A = K0.reshape((27, 8532))
U0, Sigma, V0, info = scipy.linalg.svd(A)

Here’s a screenshot of a comparison of the values I’m seeing from the C++ code and my Python version. You can see the input array K0 matches, but the values returned from the SVD calcs are different. The K0 array being parsed into the C++ lapack call is a 1D array, so it’s obviously converting it to a 2D array of shape (m, n) somehow behind the scenes – this is what I need to be able to mimic in Python to ensure I get the same answer out of the SVD.

enter image description here

2

Answers


  1. Chosen as BEST ANSWER

    Right, so I've been down a bit of a rabbit hole today, but think I've finally got this figured out.
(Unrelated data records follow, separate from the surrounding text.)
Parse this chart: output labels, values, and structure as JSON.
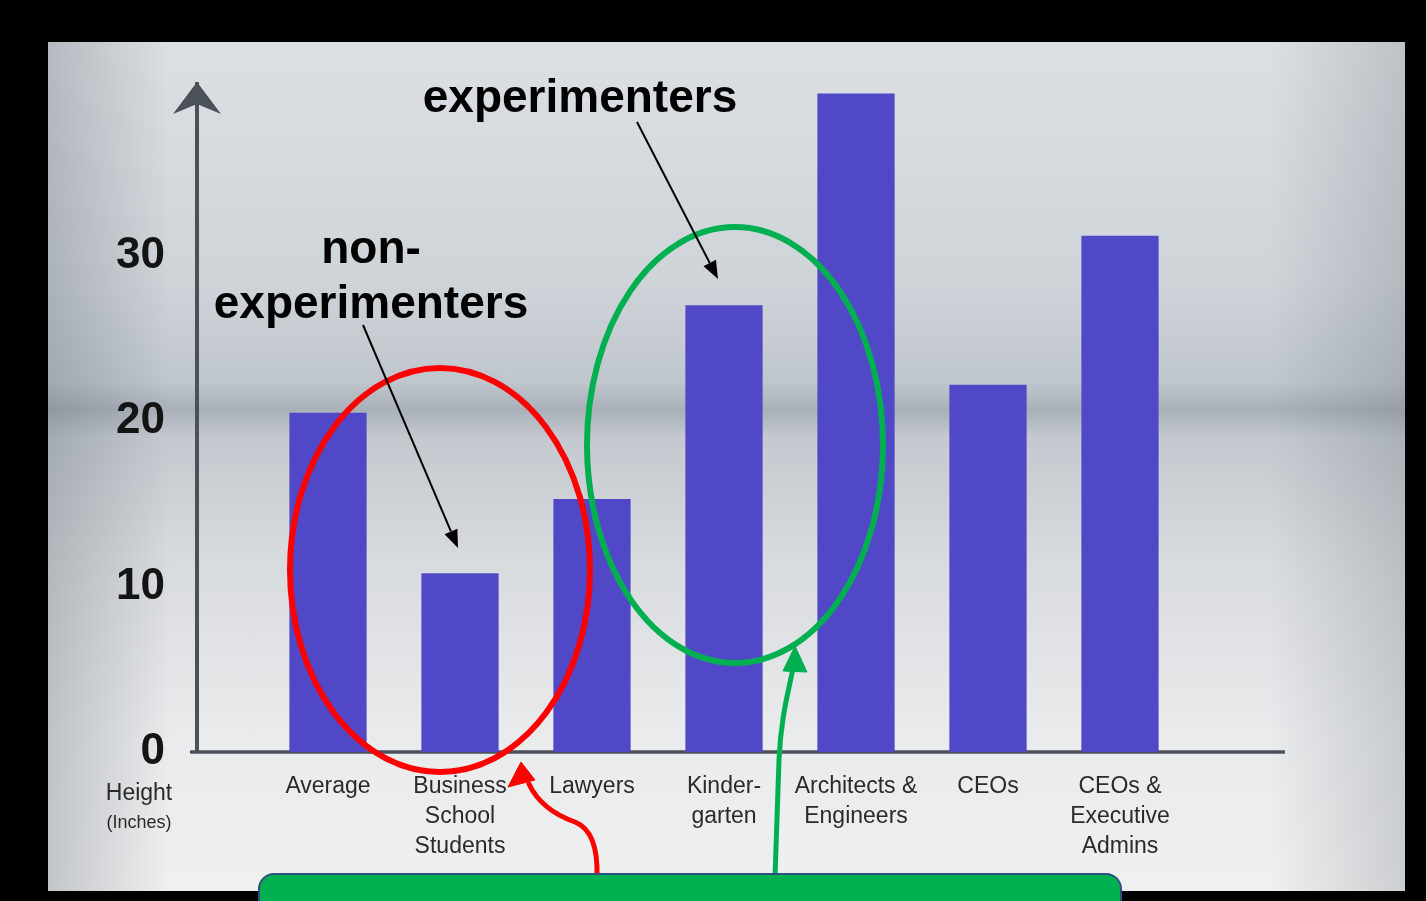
{
  "chart_data": {
    "type": "bar",
    "categories": [
      "Average",
      "Business School Students",
      "Lawyers",
      "Kinder-garten",
      "Architects & Engineers",
      "CEOs",
      "CEOs & Executive Admins"
    ],
    "values": [
      20.5,
      10.8,
      15.3,
      27,
      39.8,
      22.2,
      31.2
    ],
    "color": "#5048c6",
    "ylabel": "Height (Inches)",
    "ylim": [
      0,
      40.5
    ],
    "yticks": [
      0,
      10,
      20,
      30
    ],
    "annotations": [
      "experimenters",
      "non-experimenters"
    ]
  }
}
    If anyone comes searching for this in the future, turns out the array being parsed to the lapack dgesvd function in the C++ code is column-major, so to get the same values in Python I needed to use the following to convert the 1D column-major array to a numpy array to use in scipy.linalg.svd, then flatten and reverse to convert back to give the same result as the C++ code:

    # Convert to a NumPy 2D array (using array constructor with order='F' for column-major)
    A = np.array(k0, order='F').reshape(cols_s, dofn3_f).T
    
    u, s, vt = linalg.svd(A, full_matrices=True)
    
    u = u.flatten('F')
    s = s.flatten('F')
    
    u0 = u[::-1]
    s0 = s[::-1]
    
    

  2. You should consider using scipy.linalg.svd instead of calling the underlying LAPACK routine.

    The code you pasted seems to only care about U and S from the svd so getting the result you want might be as simple as:

    U, S, _ = scipy.linalg.svd(K0)
    

    with SciPy handling all the underlying memory shapes for you. Here if K0 is (M,N) then U will be (M,M) which in your case should be (27,27) and have exactly 729 elements just like the C code.

    Calling the underlying LAPACK and BLAS code from python is often not needed as scipy has made wrappers for all the common routines.